According to an embodiment, a computing device may include various other well-known components such as one or more processors. The processor(s) and machine-accessible media may be communicatively coupled using a bridge/memory controller, and the processor may be capable of executing instructions stored in the machine-accessible media. The bridge/memory controller may be coupled to a graphics controller, and the graphics controller may control the output of display data on a display device. The bridge/memory controller may be coupled to one or more buses. One or more of these elements may be integrated together with the processor on a single package or using multiple packages or dies. A host bus controller such as a Universal Serial Bus (“USB”) host controller may be coupled to the bus(es) and a plurality of devices may be coupled to the USB. For example, user input devices such as a keyboard and mouse may be included in the computing device for providing input data. In alternate embodiments, the host bus controller may be compatible with various other interconnect standards including PCI, PCI Express, FireWire and other such existing and future standards.

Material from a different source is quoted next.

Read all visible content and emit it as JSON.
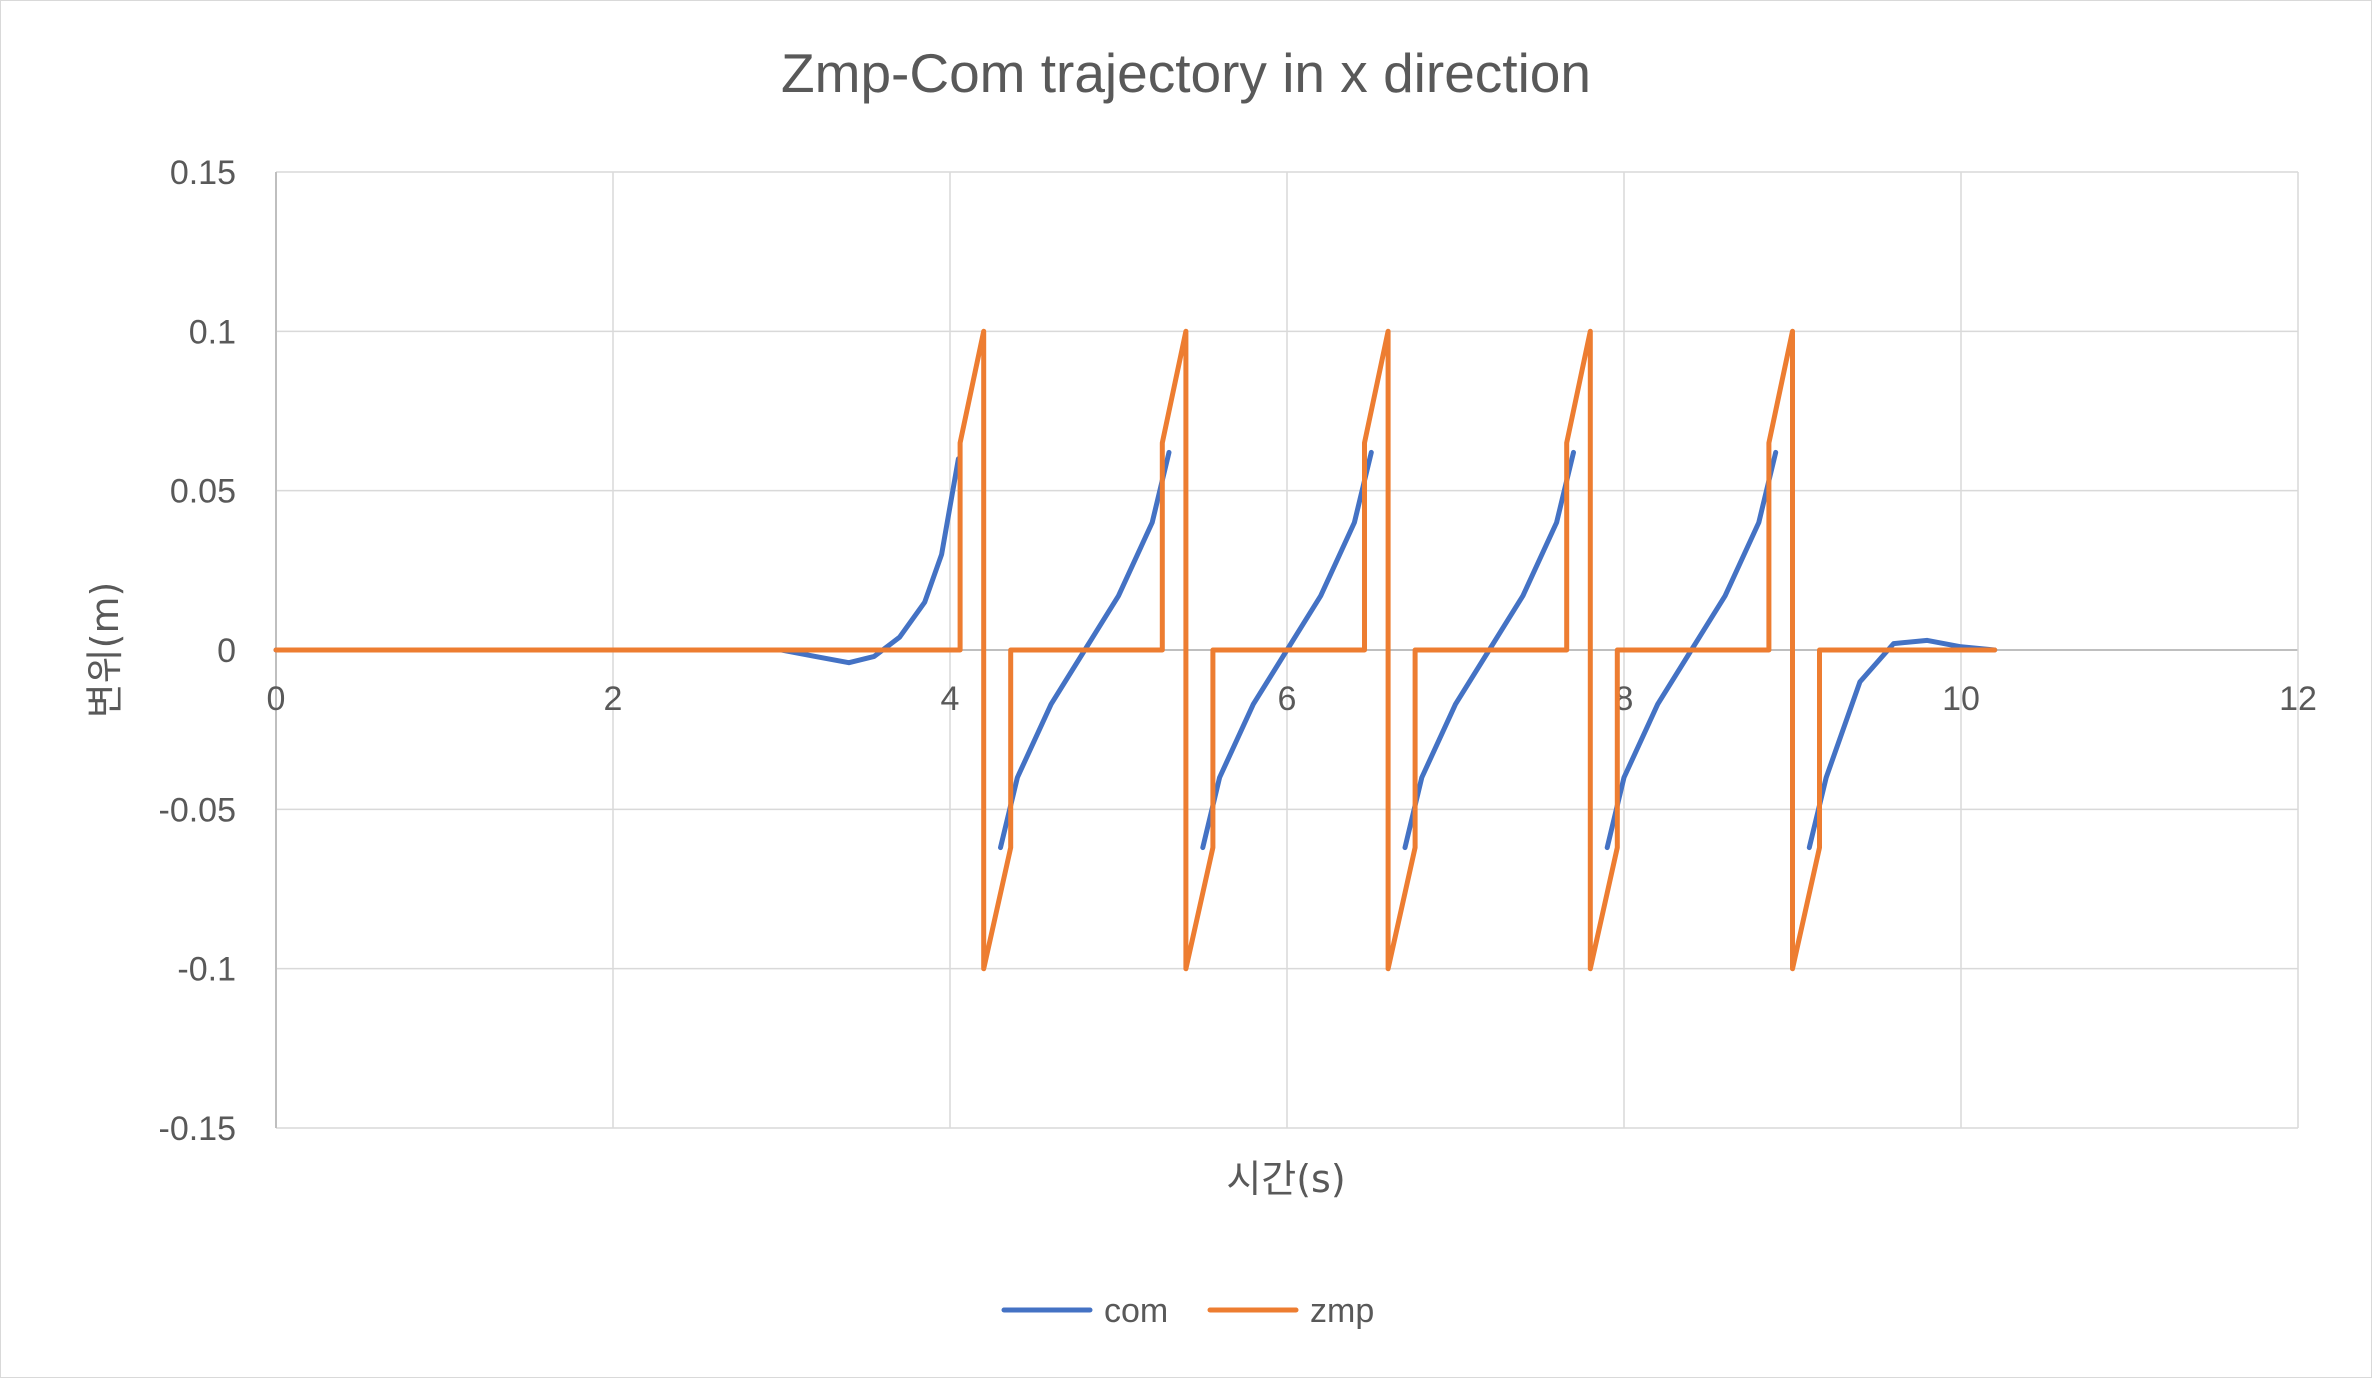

In the foregoing specification, the invention has been described with reference to specific exemplary embodiments thereof. It will, however, be appreciated that various modifications and changes may be made thereto without departing from the broader spirit and scope of the invention as set forth in the appended claims. The specification and drawings are, accordingly, to be regarded in an illustrative rather than a restrictive sense.